FOOTNOTES:
[42] The coin during the reign of Charles II.
CHAPTER XXIX.
“I tell thee what, my friend,
He is a very serpent in my way.”
King John.
The reader will naturally desire to know what induced the milder counsel recommended by Alfred Bernard to the Governor. If we have been successful in impressing upon the mind of the reader a just estimate of the character of the young jesuit, he will readily conjecture that it was from no kindly feeling for his rival, and no inherent love of justice that he suggested such a policy; and if he be of a different opinion, he need only go back with us to the interview between Bernard and Berkenhead, to which allusion was made in the chapter immediately preceding the last.
We have said that Alfred Bernard followed the renegade rebel until they stood together beneath a large oak tree which stood at the corner of the house. Here they stopped as if by mutual, though tacit consent, and Berkenhead turning sharply around upon his companion, said in an offended tone—“What is your further will with me sir?”
“You seem not to like your comrade Major Hansford?”
“Oh well enough,” replied Berkenhead; “there are many better and many worse than him. But I don't see how the likes and the dislikes of a poor soldier can have any concernment with you.”
“I assure you,” said Bernard, “it is from no impertinent curiosity, but a real desire to befriend you, that I ask the question. The Governor strongly suspects your integrity, and that you are concealing from him more than it suits you to divulge. Now, I would do you a service and advise you how you may reinstate yourself in his favour.”
“Well, that seems kind on the outside,” said the soldier, “seeing as you seems to be one of the blooded gentry, and I am nothing but a plain Dunstable.[43] But rough iron is as soft as polished steel.”
“I believe you,” said Bernard. “Now you have not much reason to waste your love on this Major Hansford. He threatened to beat you, as you say, and a freeborn Englishman does not bear an insult like that with impunity.”
“No, your honour,” replied the man, “and I've known the day when a Plymouth cloak[44] would protect me from insult as well as a frieze coat from cold. But I am too old for that now, and so I had better swallow an insult dry, than butter it with my own marrow.”
“And are there not other modes of revenge than by a blow? Where are your wits, man? What makes the man stronger than the horse that carries him? I tell you, a keen wit is to physical force what your carbine is to the tomahawk of these red-skins. It fires at a distance.”
The old soldier looked up with a gleam of intelligence, and Bernard continued—
“Bethink you, did you hear nothing from Hansford by which you might infer that his ultimate design was to overturn the government?”
“Why I can't exactly say that I did,” returned the fellow. “To be sure they all prate about liberty and the like, but I reckon that is an Englishman's privilege, providing he takes it out in talking. But there may be fire in the bed-straw for all my ignorance.”[45]
“Well, I am sorry for you,” said Bernard, “for if you could only remember any thing to convict this young rebel, I would warrant you a free pardon and a sound neck.”
“Well, now, as I come to think of it,” said the unscrupulous renegade, “there might be some few things he let drop, not much in themselves, but taken together, as might weave a right strong tow; and zounds, I don't think a man can be far wrong to untwist the rope about his own neck by tying it to another. For concerning of life, your honour, while I have no great care to risk it in battle, I don't crave to choke it out with one of these hemp cravats. And so being as I have already done the state some service, I feel it my duty to save her if I can.”
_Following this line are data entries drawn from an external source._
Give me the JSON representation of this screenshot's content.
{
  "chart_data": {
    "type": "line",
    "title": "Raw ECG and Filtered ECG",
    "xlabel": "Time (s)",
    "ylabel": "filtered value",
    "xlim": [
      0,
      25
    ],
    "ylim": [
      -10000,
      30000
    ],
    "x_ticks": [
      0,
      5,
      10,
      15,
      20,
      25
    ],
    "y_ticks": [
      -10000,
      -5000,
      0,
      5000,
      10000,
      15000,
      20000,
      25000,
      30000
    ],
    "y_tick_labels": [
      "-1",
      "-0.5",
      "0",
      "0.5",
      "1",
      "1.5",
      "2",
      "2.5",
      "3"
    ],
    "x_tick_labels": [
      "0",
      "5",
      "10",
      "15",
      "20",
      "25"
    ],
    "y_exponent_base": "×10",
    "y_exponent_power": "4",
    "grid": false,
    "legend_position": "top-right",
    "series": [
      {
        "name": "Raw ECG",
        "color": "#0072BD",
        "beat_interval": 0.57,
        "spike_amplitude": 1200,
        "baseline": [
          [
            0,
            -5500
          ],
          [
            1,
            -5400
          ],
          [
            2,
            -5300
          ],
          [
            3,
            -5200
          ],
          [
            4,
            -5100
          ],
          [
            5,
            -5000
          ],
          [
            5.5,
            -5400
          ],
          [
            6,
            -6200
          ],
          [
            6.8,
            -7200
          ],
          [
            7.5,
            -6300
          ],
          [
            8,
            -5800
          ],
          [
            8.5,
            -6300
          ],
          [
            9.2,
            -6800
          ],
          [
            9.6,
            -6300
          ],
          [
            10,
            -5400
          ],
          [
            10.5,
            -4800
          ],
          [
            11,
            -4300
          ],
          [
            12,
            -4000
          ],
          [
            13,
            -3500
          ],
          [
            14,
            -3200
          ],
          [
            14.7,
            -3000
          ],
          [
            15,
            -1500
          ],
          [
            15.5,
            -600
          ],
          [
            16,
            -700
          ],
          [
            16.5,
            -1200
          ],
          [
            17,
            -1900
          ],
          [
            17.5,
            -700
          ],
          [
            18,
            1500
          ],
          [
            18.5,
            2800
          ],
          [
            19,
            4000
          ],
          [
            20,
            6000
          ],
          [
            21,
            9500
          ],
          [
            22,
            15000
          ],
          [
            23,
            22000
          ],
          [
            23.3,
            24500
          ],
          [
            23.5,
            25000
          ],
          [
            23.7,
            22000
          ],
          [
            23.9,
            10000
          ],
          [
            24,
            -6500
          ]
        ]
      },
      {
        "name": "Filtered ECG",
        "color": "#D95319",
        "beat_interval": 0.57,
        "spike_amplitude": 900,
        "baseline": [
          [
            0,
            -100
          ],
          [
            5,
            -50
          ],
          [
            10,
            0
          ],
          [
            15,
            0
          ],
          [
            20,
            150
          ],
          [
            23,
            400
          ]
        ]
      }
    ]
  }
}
“Now, thanks to that catch-word of the rogue,” muttered Bernard, “I am like to have easy work to-night. Hark ye, Mr. Berkenhead,” he added, aloud, “I think it is likely that the Governor may wish to ask you a question or two touching this matter of which we have been speaking. In the meantime here is something which may help you to get along with these soldiers,” and he placed a sovereign in the fellow's hand.
“Thank your honour,” said Berkenhead, humbly, “and seeing its not in the way of bribe, I suppose I may take it.”
“Oh, no bribe,” replied Bernard, smiling, “but mark me, tell a good story. The stronger your evidence the safer is your head.”
Bernard returned, as we have seen, to the Governor, for the further development of his diabolical designs, and in a short time Berkenhead, under a guard of soldiers, was conducted to his quarters for the night, in a store-house which stood in the yard some distance from the house.
As the house to which the renegade insurgent was consigned was deemed sufficiently secure, and the soldiers wearied with a long march, were again to proceed on their journey on the morrow, it was not considered necessary to place a guard before the door of this temporary cell—the precaution, however, being taken to appoint a sentry at each side of the mansion-house, and at the door of the apartment in which the unhappy Hansford was confined.